For instance, I used to hate terns, because their cry sounds exactly like a drowning cat. I blame their awful caw for my not being aware that my cat was in jeopardy when he died. For a couple years now, I’ve gotten snarly at tern-time, when they come here to breed. But, with this shift in my perspective, a tern is just a tern. My excellent companion was still an excellent companion — and, obviously, a kindred spirit.
A tern is not about the past or the future. It’s here now. It’s just that, at this moment, one is floating past with its strange sharp wings twinkling; then it hovers and wiggles for a moment; twists, plunges, spears the water; bobs up again, looking smug, with a little fish in its mouth; takes off and disappears.
Usually, there is no fish. But right now, there goes a pleased tern, enjoying the moment.
It’s just a tern, and it’s doing tern things in a ternish kind of way. Tomorrow it will do tern stuff in a slightly different, but still ternish way. Doesn’t matter. It’s just a tern — nothing more nor less.
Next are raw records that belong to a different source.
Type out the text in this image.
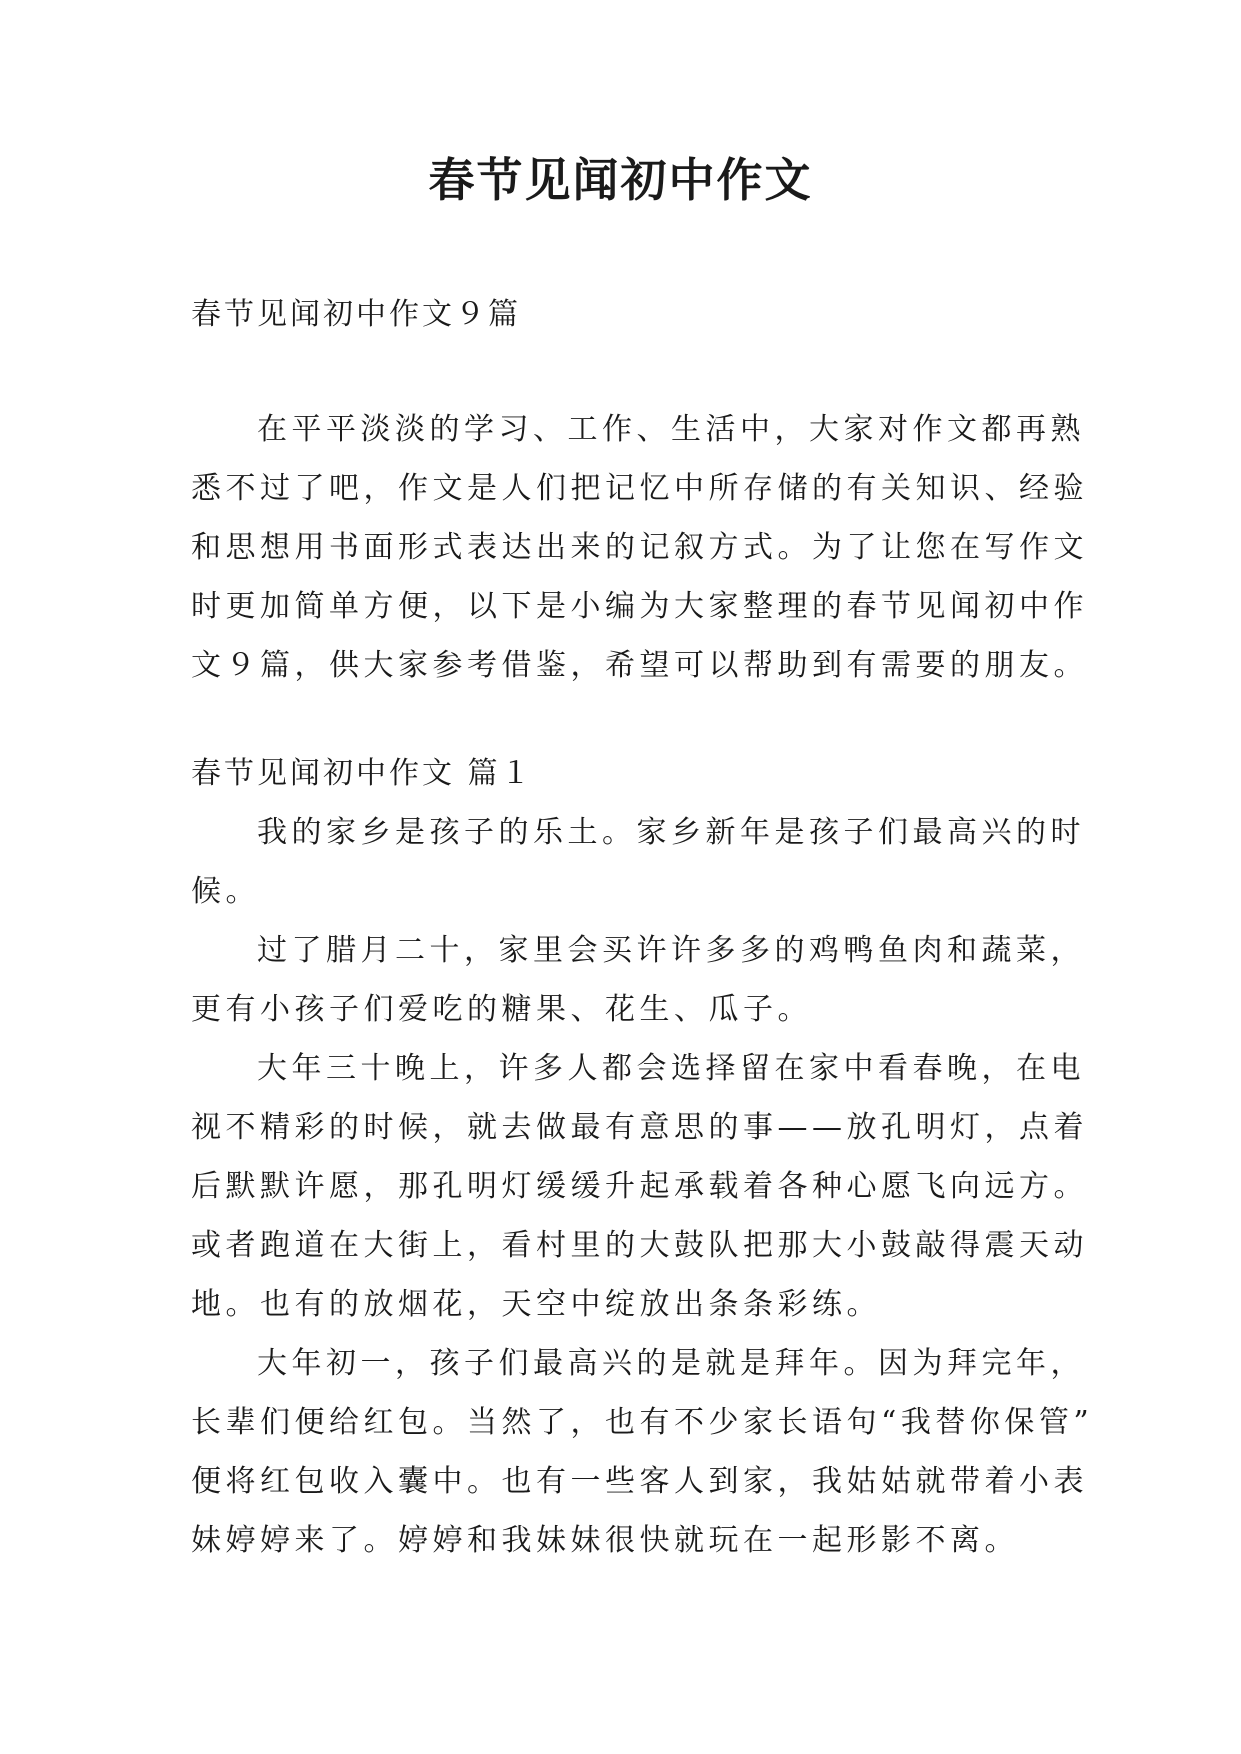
春节见闻初中作文

春节见闻初中作文９篇

在平平淡淡的学习、工作、生活中，大家对作文都再熟
悉不过了吧，作文是人们把记忆中所存储的有关知识、经验
和思想用书面形式表达出来的记叙方式。为了让您在写作文
时更加简单方便，以下是小编为大家整理的春节见闻初中作
文９篇，供大家参考借鉴，希望可以帮助到有需要的朋友。

春节见闻初中作文 篇１

我的家乡是孩子的乐土。家乡新年是孩子们最高兴的时
候。
过了腊月二十，家里会买许许多多的鸡鸭鱼肉和蔬菜，
更有小孩子们爱吃的糖果、花生、瓜子。
大年三十晚上，许多人都会选择留在家中看春晚，在电
视不精彩的时候，就去做最有意思的事——放孔明灯，点着
后默默许愿，那孔明灯缓缓升起承载着各种心愿飞向远方。
或者跑道在大街上，看村里的大鼓队把那大小鼓敲得震天动
地。也有的放烟花，天空中绽放出条条彩练。
大年初一，孩子们最高兴的是就是拜年。因为拜完年，
长辈们便给红包。当然了，也有不少家长语句“我替你保管”
便将红包收入囊中。也有一些客人到家，我姑姑就带着小表
妹婷婷来了。婷婷和我妹妹很快就玩在一起形影不离。
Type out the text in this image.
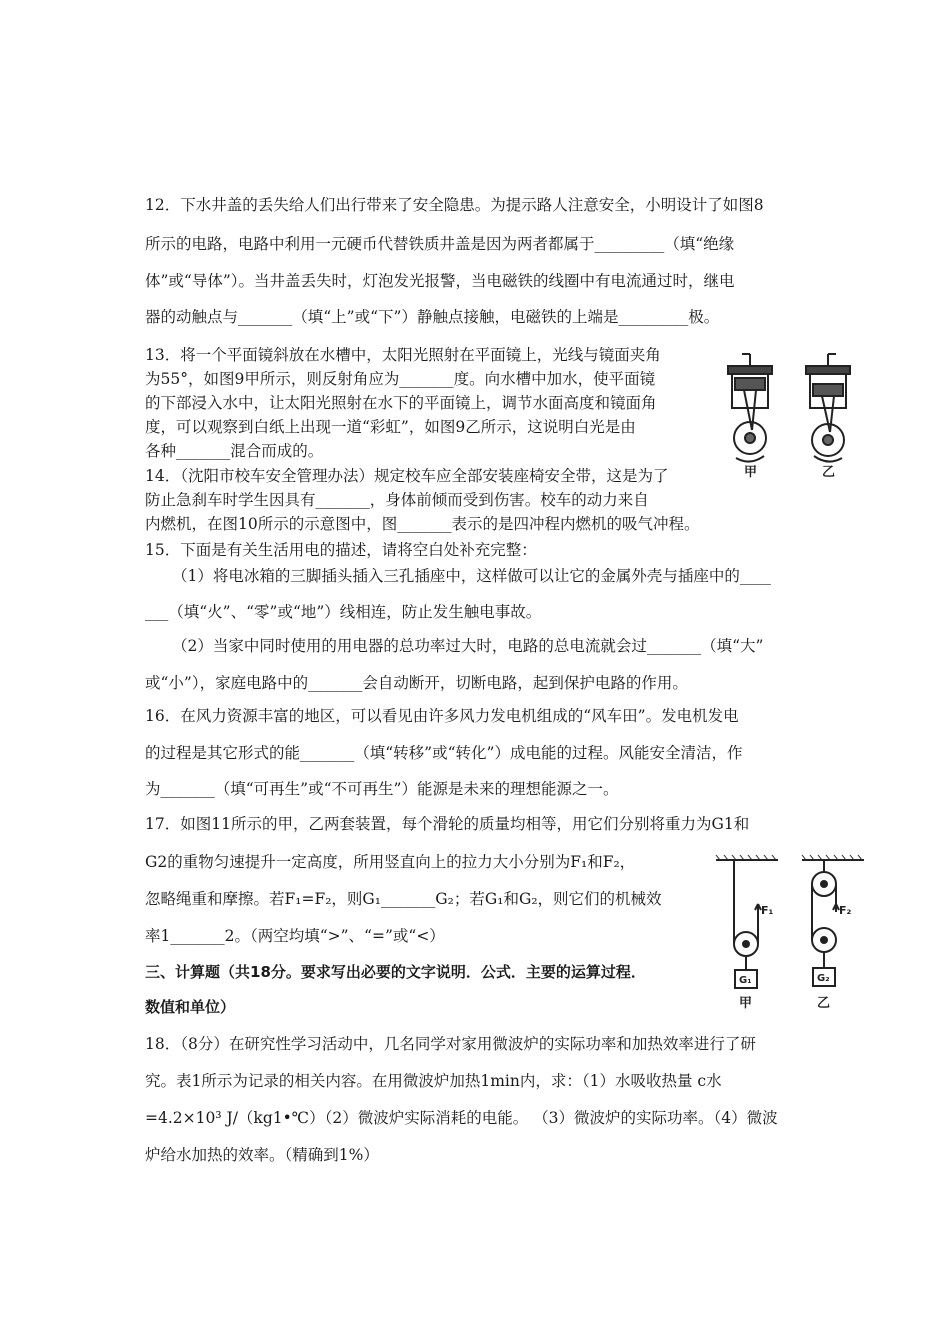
12．下水井盖的丢失给人们出行带来了安全隐患。为提示路人注意安全，小明设计了如图8
所示的电路，电路中利用一元硬币代替铁质井盖是因为两者都属于_________（填“绝缘
体”或“导体”）。当井盖丢失时，灯泡发光报警，当电磁铁的线圈中有电流通过时，继电
器的动触点与_______（填“上”或“下”）静触点接触，电磁铁的上端是_________极。
13．将一个平面镜斜放在水槽中，太阳光照射在平面镜上，光线与镜面夹角
为55°，如图9甲所示，则反射角应为_______度。向水槽中加水，使平面镜
的下部浸入水中，让太阳光照射在水下的平面镜上，调节水面高度和镜面角
度，可以观察到白纸上出现一道“彩虹”，如图9乙所示，这说明白光是由
各种_______混合而成的。
14．（沈阳市校车安全管理办法）规定校车应全部安装座椅安全带，这是为了
防止急刹车时学生因具有_______，身体前倾而受到伤害。校车的动力来自
内燃机，在图10所示的示意图中，图_______表示的是四冲程内燃机的吸气冲程。
15．下面是有关生活用电的描述，请将空白处补充完整：
（1）将电冰箱的三脚插头插入三孔插座中，这样做可以让它的金属外壳与插座中的____
___（填“火”、“零”或“地”）线相连，防止发生触电事故。
（2）当家中同时使用的用电器的总功率过大时，电路的总电流就会过_______（填“大”
或“小”），家庭电路中的_______会自动断开，切断电路，起到保护电路的作用。
16．在风力资源丰富的地区，可以看见由许多风力发电机组成的“风车田”。发电机发电
的过程是其它形式的能_______（填“转移”或“转化”）成电能的过程。风能安全清洁，作
为_______（填“可再生”或“不可再生”）能源是未来的理想能源之一。
17．如图11所示的甲，乙两套装置，每个滑轮的质量均相等，用它们分别将重力为G1和
G2的重物匀速提升一定高度，所用竖直向上的拉力大小分别为F₁和F₂，
忽略绳重和摩擦。若F₁=F₂，则G₁_______G₂；若G₁和G₂，则它们的机械效
率1_______2。（两空均填“>”、“=”或“<）
三、计算题（共18分。要求写出必要的文字说明．公式．主要的运算过程．
数值和单位）
18．（8分）在研究性学习活动中，几名同学对家用微波炉的实际功率和加热效率进行了研
究。表1所示为记录的相关内容。在用微波炉加热1min内，求：（1）水吸收热量 c水
=4.2×10³ J/（kg1•℃）（2）微波炉实际消耗的电能。 （3）微波炉的实际功率。（4）微波
炉给水加热的效率。（精确到1%）
甲	乙
F₁	F₂
G₁	G₂
甲	乙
There is no furry friend dying alone.
There is just a bird.
Gorgeous photo: Geert Wilders at http://www.freerepublic.com/focus/f-chat/2426290/posts
And I want credit for resisting the obvious urge to make a crack about taking a tern for the worse.
Oops…
Anyway.
I stumbled across a quote that seemed shiningly appropriate:
“To live here and now, you must train yourself: in the seen there will be just the seen, in the heard just the heard, in the sensed just the sensed, in the thought just the thought. That is the end of sorrow.” – Gautama Buddha
I don’t know about the end of sorrow, but it’s true that it is far easier to manage my moods, notice my body’s signals, and do what I need to do, when I keep things in this charmingly simple, deceptively rigorous perspective.
It’s rigorous because it goes against all my socialization about the importance of hair-trigger reactions and emotional responses: Am I an ice-queen? Don’t I care about things? Aren’t I human? What’s wrong with me?
I’ve gotten all of those remarks in my time, when I strove for calm in former years — especially from mere acquaintances and random strangers, which always shocked me. How I, and those around me, survived my 13th-23rd years is unimaginable at this distance of time and self-certainty, but falling into the reactivity trap was one good way not to get verbally assaulted.
One advantage of being plumply middle-aged is that, for one thing, people watch you less; for another, a degree of equanimity seems to be less … annoying.

Exqueeze me?!?
I’ve had it up to here with emotional reactions. CRPS is a roller coaster par excellence, for emotional reactions. I’m quite done, thank you, and I’d like to get off now.
Actually, I think I just did.
And now, a tern is just a tern. For better … or worse.